Should the US have stayed on in Afghanistan?
America’s withdrawal from Vietnam in 1975 was generally welcomed. It was seen as an acknowledgment of the widespread belief that the US had no business to be there on the pretext of fighting communism.
It is different in Afghanistan. The Americans went there in 2001 following an attack on their homeland by Islamic terrorists based in the Afghanistan-Pakistan (Af-Pak) region. The Vietnamese never posed a direct threat to the western hemisphere although international communism did.
But communism today is dead while radical Islamism is alive and kicking. And it is likely to become more virulent after the US withdrawal because of its success in making a second superpower after the Soviet Union to run away from Afghanistan.
Moreover, they are far more violent than the Vietcong or the north Vietnamese were when they took over the non-communist south of the country. In Afghanistan, however, bloodshed is inevitable when the Islamic militants try to oust the non-theocratic and pro-women Afghan government and army which are in sync with the modern world.
It is the fear of Afghanistan again descending into medievalism and becoming the focal point of barbaric cruelty as it was two decades ago which has made several observers say that the US made a mistake by walking away and leaving the hapless Afghans to their fate. Among those who have voiced this feeling are the former US President, George W Bush, and a former commander of the US and NATO forces in Afghanistan, Gen. David Patraeus.
While Bush has said that the US withdrawal will lead to “unbelievably bad” consequences, Gen. Petraeus was afraid that the American decision will plunge Afghanistan into “a bloody civil war”, leading to the exodus of millions of refugees and curtailing the rights of women, democratic processes and civil liberties.

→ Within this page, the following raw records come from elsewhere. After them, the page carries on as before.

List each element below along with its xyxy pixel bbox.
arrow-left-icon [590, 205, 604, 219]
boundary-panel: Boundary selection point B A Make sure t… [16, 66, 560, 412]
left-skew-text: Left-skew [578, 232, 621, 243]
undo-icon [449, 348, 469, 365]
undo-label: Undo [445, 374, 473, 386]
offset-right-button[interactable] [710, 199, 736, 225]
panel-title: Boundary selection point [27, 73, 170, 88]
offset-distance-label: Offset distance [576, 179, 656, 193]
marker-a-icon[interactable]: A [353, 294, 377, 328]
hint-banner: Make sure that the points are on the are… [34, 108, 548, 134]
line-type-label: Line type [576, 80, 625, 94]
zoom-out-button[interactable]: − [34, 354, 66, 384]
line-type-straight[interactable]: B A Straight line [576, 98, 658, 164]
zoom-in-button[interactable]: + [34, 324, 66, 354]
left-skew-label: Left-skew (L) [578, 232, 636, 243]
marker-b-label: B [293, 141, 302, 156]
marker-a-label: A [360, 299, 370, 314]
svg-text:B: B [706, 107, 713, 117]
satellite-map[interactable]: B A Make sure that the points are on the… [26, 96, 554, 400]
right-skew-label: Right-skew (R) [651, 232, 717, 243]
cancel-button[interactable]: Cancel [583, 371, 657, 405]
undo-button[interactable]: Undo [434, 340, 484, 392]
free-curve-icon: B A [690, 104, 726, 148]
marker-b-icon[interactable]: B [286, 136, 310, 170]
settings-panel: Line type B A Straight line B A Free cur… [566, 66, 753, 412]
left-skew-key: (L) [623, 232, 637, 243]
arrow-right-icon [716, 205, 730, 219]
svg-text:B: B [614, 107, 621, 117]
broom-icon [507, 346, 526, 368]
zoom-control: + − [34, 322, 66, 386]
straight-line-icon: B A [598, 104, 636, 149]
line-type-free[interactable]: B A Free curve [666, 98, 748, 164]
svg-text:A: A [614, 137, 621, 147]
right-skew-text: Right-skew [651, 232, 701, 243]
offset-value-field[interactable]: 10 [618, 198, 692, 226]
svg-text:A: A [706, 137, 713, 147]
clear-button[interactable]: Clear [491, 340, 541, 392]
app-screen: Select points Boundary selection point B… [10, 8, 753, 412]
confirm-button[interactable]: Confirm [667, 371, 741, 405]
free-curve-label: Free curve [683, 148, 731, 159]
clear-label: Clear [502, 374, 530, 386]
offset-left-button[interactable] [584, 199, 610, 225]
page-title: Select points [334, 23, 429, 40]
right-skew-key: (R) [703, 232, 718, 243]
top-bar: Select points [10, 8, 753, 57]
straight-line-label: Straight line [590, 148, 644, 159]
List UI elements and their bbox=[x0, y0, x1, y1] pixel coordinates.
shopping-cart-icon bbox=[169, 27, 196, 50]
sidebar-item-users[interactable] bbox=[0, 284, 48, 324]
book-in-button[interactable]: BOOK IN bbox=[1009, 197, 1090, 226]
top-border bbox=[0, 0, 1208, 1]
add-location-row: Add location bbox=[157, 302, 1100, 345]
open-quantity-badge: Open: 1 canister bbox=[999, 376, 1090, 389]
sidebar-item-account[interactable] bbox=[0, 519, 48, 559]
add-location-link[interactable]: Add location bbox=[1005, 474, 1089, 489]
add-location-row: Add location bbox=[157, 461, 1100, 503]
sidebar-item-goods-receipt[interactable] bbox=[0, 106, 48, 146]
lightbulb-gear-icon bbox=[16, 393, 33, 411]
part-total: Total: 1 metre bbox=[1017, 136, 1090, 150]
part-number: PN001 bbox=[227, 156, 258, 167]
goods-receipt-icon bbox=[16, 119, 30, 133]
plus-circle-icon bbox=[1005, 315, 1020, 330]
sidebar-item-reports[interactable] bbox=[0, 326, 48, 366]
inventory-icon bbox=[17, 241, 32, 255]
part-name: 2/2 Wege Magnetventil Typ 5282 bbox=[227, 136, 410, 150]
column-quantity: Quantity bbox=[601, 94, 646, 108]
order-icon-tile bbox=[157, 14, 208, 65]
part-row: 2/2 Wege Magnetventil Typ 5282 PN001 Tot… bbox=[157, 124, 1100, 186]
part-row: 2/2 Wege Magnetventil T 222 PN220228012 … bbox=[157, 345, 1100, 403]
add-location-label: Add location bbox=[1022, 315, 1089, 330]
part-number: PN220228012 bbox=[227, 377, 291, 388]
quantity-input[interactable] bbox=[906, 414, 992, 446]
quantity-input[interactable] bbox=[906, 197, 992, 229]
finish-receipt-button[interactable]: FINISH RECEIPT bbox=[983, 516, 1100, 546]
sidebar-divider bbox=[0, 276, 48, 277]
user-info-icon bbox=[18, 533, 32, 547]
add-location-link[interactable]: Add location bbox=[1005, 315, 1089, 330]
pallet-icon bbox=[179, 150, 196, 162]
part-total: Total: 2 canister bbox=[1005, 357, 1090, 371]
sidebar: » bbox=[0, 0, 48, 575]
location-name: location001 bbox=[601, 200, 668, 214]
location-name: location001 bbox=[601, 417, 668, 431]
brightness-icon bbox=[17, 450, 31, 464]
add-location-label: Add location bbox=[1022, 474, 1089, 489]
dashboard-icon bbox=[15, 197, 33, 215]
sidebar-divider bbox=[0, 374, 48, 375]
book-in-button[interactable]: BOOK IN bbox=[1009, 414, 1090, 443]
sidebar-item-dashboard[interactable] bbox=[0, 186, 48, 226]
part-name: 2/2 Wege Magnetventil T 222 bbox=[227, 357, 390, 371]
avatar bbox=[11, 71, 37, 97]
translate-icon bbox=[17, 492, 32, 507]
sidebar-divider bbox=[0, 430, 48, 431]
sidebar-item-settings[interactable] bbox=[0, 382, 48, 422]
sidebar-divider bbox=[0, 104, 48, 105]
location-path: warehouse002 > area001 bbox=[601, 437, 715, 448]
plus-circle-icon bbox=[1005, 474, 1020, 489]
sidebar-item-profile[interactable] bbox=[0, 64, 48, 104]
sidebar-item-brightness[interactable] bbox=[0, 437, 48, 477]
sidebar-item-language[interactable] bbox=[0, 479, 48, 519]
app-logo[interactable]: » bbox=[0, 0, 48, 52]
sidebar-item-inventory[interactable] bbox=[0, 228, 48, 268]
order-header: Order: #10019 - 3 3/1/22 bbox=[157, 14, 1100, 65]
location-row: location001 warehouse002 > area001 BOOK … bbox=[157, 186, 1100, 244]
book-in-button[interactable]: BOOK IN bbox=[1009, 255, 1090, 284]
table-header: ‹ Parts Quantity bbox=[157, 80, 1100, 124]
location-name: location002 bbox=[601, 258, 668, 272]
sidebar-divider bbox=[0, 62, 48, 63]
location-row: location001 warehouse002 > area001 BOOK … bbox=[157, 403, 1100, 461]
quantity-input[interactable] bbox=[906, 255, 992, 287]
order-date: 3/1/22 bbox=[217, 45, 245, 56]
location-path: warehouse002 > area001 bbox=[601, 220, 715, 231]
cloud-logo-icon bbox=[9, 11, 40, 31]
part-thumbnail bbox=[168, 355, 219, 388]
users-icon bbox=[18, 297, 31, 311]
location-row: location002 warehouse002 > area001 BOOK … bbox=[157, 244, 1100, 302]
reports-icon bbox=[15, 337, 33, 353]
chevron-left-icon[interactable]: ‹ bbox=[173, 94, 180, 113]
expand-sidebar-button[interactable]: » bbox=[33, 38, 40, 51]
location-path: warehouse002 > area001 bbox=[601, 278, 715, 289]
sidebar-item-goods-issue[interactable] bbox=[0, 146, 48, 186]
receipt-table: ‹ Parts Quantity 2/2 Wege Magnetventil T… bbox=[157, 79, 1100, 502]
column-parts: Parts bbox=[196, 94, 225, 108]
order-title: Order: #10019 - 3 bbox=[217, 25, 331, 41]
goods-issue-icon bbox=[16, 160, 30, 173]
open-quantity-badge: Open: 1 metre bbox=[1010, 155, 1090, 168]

As girls’ schools are closed down and women are told to stay indoors or go out only when accompanied by a male relative, Afghanistan’s return to the dark ages will not only make it an oddity in the 21st century, but also a petri-dish of vicious terrorists under the guidance of religious bigots.
Even neighbouring Islamic countries like Pakistan and Iran may not escape the scourge of the Taliban’s zealotry if only because their societies are not as repressive of women’s and human rights as the Taliban and its equally venomous ally, the Islamic State, would like them to be.
Pakistan’s plight will be all the greater not only because it will have to bear the brunt of the inflow of refugees, but also because the Taliban’s resurgence will rejuvenate Pakistan’s own Tehrek-e-Taliban which regards the government in Islamabad as unIslamic. Pakistan’s hope, therefore, that the Taliban’s ascendency will provide it with its long-cherished strategic depth during a war with India is unlikely to be fulfilled.
Even as the Shanghai Cooperation Organization, of which India, China and Russia are members, pledged to initiate counter-terrorism measures, only the incorrigibly optimist will believe that the Taliban can be reined in. India’s concern relates, of course, to the likelihood of the Taliban fomenting militancy in Kashmir although there are some like the former Indian spymaster, A.S. Dulat, who believe that the Taliban will not interfere in Kashmir because its focus will be on gaining international recognition.
However, even if this is true of the “official” or the “good” Taliban which negotiated with the US and is also believed to be talking with India, there are bound to be groups within the outfit which will not listen to the voices of restraint. Besides, there will be others like the Haqqani network which will become active again in the “wild west” of the jehadi-controlled territory of Afghanistan.
India’s hope that Afghanistan’s future will not resemble its past is seemingly a forlorn one. Nor is it likely that New Delhi will respond favourably to Kabul’s request for military assistance. For all practical purposes, therefore, Afghanistan’s future appears doomed and Russia and China may regret their joy over America’s departure from their backyard.
The American desire to leave is understandable, of course. After two decades of a war which appeared unwinnable and the deaths of 2,400 soldiers and injuries to 20,000, the conflict was becoming militarily and politically unsustainable. Yet, a superpower’s responsibility is not always only to itself. The US fought two world wars away from home to save the world from German imperialism and Nazism at the cost of countless lives.
However, it became a superpower in the process as a tired and battered Europe lost its earlier high military and economic status while America’s size and resources saved it. Uncle Sam also gained from the inflow of academics and scientists from Europe and around the world to adorn the ivy league institutions.
Vietnam dented America’s cock-of-the-walk superiority. The US had misread the communist threat. As the fall of the Berlin wall in 1989 showed, communism was a house of cards. But, now, the US is up against another kind of bigotry – an ultra-orthodox creed which derives its inspiration from a twisted interpretation of religious texts which prescribe death for the infidels just as communism decreed death for the “unpersons”, to use an Orwellian term.
As America goes away from Afghanistan, it will leaving the door ajar for the jehadi brigade to regroup and recover from the 20-year war which saw the death of their mastermind, Osama bin Laden. Once they succeed in regaining their earlier resources and confidence, it is not only the neighbourhood which will attract their attention, but also targets further away such as America.